Thanks for sharing your experiences Dr. Goodman! Earlier this year Dr. Omel shared his thoughts on the frustrations with clinical trials on The Beacon here:
http://tiny.cc/t0mj6
How can the MM community effect change...any ideas?
Steve
So sorry to hear about your poor response to the clinical trial. They do have a clinical trial at UAMS Multiple Myeloma Institute for Research and Therapy where they are using souped up killer cells from your own body to attack the myeloma. You may have heard recently in the news how this was successful with terminal patients with leukemia. They are now doing human trials and you need to be in your situation, relapsed and not responding to current medications. Dr. Van Ree was running the study and is returning in Oct. Currently Dr. Bijay Nair is running the study. It is a thought. This may be the wave of the future. In any event, hope for the best for you and will keep you in prayer.

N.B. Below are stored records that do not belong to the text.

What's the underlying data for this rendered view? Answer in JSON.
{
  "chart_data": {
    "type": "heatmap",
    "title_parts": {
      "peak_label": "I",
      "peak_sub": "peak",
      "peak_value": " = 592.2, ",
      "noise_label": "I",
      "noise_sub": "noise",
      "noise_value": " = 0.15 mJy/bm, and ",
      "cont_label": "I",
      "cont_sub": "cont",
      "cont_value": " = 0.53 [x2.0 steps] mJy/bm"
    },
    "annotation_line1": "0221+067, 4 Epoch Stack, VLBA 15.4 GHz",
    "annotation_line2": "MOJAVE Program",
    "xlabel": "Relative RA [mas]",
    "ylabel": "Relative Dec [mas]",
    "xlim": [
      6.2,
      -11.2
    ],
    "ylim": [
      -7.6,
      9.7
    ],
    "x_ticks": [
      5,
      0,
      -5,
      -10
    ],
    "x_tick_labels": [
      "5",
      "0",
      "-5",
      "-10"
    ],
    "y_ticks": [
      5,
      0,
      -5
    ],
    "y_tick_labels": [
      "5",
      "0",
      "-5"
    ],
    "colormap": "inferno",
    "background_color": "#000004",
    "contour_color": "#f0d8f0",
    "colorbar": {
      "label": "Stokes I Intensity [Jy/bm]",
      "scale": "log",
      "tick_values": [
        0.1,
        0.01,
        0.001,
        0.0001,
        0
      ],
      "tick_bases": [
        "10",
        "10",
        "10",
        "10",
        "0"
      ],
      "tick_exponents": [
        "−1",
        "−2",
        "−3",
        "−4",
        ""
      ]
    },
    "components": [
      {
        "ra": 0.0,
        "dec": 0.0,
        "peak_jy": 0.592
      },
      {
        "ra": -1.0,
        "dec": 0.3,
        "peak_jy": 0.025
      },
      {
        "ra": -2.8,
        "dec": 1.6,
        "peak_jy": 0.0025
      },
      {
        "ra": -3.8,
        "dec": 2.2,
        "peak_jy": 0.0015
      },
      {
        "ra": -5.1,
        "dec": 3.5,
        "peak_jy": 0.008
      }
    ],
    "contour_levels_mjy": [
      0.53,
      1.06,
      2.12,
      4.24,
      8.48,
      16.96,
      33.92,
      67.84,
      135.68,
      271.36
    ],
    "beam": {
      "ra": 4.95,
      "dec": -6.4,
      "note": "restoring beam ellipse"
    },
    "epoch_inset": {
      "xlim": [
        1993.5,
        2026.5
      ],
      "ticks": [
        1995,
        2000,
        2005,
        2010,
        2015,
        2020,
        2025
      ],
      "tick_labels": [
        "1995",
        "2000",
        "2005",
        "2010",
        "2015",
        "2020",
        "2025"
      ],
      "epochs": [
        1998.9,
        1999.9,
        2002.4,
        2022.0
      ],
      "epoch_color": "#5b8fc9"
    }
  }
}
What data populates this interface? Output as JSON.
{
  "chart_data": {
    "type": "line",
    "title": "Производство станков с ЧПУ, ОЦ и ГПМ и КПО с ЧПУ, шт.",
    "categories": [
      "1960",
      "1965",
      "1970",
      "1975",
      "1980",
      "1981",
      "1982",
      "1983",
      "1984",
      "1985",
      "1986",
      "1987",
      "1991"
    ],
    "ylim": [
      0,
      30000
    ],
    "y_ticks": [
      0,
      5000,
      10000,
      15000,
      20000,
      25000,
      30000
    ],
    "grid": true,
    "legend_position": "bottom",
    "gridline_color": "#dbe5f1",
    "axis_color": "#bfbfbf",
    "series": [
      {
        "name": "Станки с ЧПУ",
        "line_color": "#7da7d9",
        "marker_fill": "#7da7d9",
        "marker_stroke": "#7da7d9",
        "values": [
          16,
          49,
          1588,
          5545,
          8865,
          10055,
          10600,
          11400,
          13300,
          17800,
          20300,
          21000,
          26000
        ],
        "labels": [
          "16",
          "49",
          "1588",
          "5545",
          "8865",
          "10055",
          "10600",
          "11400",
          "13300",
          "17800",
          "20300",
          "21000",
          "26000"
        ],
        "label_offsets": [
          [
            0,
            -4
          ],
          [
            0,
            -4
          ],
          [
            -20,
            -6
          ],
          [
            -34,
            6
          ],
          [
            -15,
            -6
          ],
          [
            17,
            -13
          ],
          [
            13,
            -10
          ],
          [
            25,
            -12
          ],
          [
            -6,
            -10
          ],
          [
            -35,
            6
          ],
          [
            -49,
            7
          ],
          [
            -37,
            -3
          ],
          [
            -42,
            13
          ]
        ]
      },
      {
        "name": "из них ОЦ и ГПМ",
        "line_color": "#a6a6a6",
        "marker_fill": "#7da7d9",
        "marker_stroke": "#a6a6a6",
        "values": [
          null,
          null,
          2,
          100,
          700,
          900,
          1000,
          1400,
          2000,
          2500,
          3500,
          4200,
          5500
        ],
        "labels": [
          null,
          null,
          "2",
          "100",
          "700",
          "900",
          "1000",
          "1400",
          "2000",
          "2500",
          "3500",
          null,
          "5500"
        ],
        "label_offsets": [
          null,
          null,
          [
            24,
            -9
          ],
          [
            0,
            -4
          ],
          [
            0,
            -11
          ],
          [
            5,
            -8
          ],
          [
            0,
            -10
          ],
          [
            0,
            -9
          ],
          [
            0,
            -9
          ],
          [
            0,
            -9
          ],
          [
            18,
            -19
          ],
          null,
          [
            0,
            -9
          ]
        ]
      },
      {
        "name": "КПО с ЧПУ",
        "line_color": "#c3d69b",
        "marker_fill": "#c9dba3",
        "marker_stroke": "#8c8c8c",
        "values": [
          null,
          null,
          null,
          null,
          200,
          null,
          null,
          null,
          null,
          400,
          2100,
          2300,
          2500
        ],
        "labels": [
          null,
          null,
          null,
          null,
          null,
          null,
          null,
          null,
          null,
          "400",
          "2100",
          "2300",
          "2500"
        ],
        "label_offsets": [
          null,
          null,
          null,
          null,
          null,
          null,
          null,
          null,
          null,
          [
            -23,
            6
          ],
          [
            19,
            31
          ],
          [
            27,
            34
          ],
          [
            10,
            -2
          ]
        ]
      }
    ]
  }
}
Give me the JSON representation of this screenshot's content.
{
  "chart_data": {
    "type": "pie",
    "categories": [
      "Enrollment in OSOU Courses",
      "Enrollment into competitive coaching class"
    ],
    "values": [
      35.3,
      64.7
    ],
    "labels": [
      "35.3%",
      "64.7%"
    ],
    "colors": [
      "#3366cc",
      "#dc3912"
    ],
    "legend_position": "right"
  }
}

Thanks for all your comments and thoughts. I haven't finished the story yet, but I did go on to have a second stem cell transplant after the pomalidimide trial. I will write more about that in a future post, but it did work pretty well. The clinical trial experience can be frustrating because as was noted there is no individualization. I do understand the pressures the drug companies are under, but there does need to some recognition of the patient as an individual. Don't get me wrong, clinical trials play a vital roll but go in with your eyes wide open.
Thanks for doing the trial, Dr Goodman... it's because of those like you that we have protocols that work, both now and going forward. It takes a level of courage to trust/hope that your participation in the trial will benefit not only the testers but you as well.
I think it is important to thell the WHOLE story, people read these comments who are new, and they feel anguish and pray for these people they do not know, and then were find out the whole story was not told.
If everybody could just be very honest.
Arnie: The chances to respond to Thalidomide after Revlimd fail are 20%. Good lack.